No trabalho, publicado hoje na versão on-line do Jornal de Endocrinologia e Metabologia Clínica, pouco mais de 500 casais com o desejo de engravidar foram acompanhados de 2005 a 2009. Eles faziam parte do Estudo Longitudinal de Investigação da Fertilidade (Life), criado para investigar a relação entre fertilidade e exposição a substâncias químicas ambientais e o estilo de vida. As voluntárias tinham entre 18 e 44 anos, e os homens mais de 18. Nenhum deles estava sob tratamento para infertilidade. Tinham em comum apenas o desejo de ter um bebê. O acompanhamento durou até a gravidez ou por um ano de tentativas. Foram fornecidas amostras de sangue regularmente para a medição do colesterol livre circulante.
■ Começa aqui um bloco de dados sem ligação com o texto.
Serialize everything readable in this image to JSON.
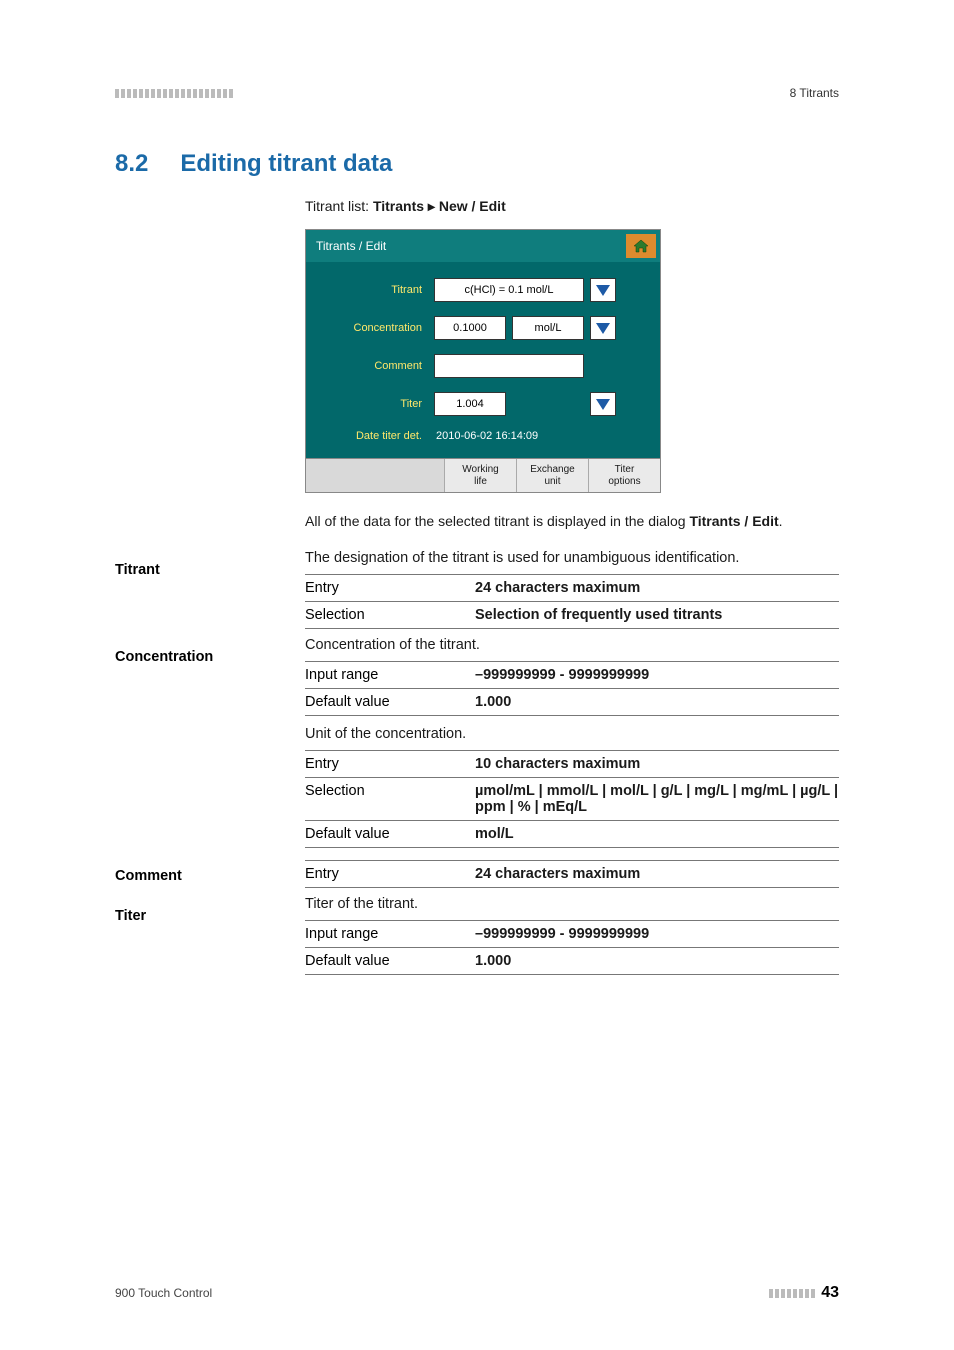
{
  "header": {
    "right": "8 Titrants"
  },
  "section": {
    "number": "8.2",
    "title": "Editing titrant data"
  },
  "breadcrumb": {
    "prefix": "Titrant list: ",
    "strong": "Titrants ▸ New / Edit"
  },
  "ui": {
    "titlebar": "Titrants / Edit",
    "rows": {
      "titrant": {
        "label": "Titrant",
        "value": "c(HCl) = 0.1 mol/L"
      },
      "concentration": {
        "label": "Concentration",
        "value": "0.1000",
        "unit": "mol/L"
      },
      "comment": {
        "label": "Comment",
        "value": ""
      },
      "titer": {
        "label": "Titer",
        "value": "1.004"
      },
      "date": {
        "label": "Date titer det.",
        "value": "2010-06-02 16:14:09"
      }
    },
    "buttons": {
      "working": "Working\nlife",
      "exchange": "Exchange\nunit",
      "titer": "Titer\noptions"
    }
  },
  "paragraph": {
    "p1a": "All of the data for the selected titrant is displayed in the dialog ",
    "p1b": "Titrants / Edit",
    "p1c": "."
  },
  "fields": {
    "titrant": {
      "head": "Titrant",
      "desc": "The designation of the titrant is used for unambiguous identification.",
      "rows": [
        {
          "k": "Entry",
          "v": "24 characters maximum"
        },
        {
          "k": "Selection",
          "v": "Selection of frequently used titrants"
        }
      ]
    },
    "concentration": {
      "head": "Concentration",
      "desc1": "Concentration of the titrant.",
      "rows1": [
        {
          "k": "Input range",
          "v": "–999999999 - 9999999999"
        },
        {
          "k": "Default value",
          "v": "1.000"
        }
      ],
      "desc2": "Unit of the concentration.",
      "rows2": [
        {
          "k": "Entry",
          "v": "10 characters maximum"
        },
        {
          "k": "Selection",
          "v": "µmol/mL | mmol/L | mol/L | g/L | mg/L | mg/mL | µg/L | ppm | % | mEq/L"
        },
        {
          "k": "Default value",
          "v": "mol/L"
        }
      ]
    },
    "comment": {
      "head": "Comment",
      "rows": [
        {
          "k": "Entry",
          "v": "24 characters maximum"
        }
      ]
    },
    "titer": {
      "head": "Titer",
      "desc": "Titer of the titrant.",
      "rows": [
        {
          "k": "Input range",
          "v": "–999999999 - 9999999999"
        },
        {
          "k": "Default value",
          "v": "1.000"
        }
      ]
    }
  },
  "footer": {
    "left": "900 Touch Control",
    "page": "43"
  }
}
Diferentemente do que é feito em outros exames de colesterol, no caso da busca pela interferência da quantidade dele na fertilidade de indivíduos, não é necessário diferenciá-lo entre os seus tipos: o HDL (conhecido como colesterol bom), o LDL (o colesterol ruim) e os triglicerídios. Segundo os pesquisadores, o colesterol no sangue pode estar relacionado com a fertilidade devido à maneira que o corpo o utiliza para fabricar os hormônios sexuais, como a testosterona e o estrogênio. Por esse motivo, saber a função de cada partícula não faz diferença — quesito essencial na busca por fatores de risco para doenças cardiovasculares, por exemplo.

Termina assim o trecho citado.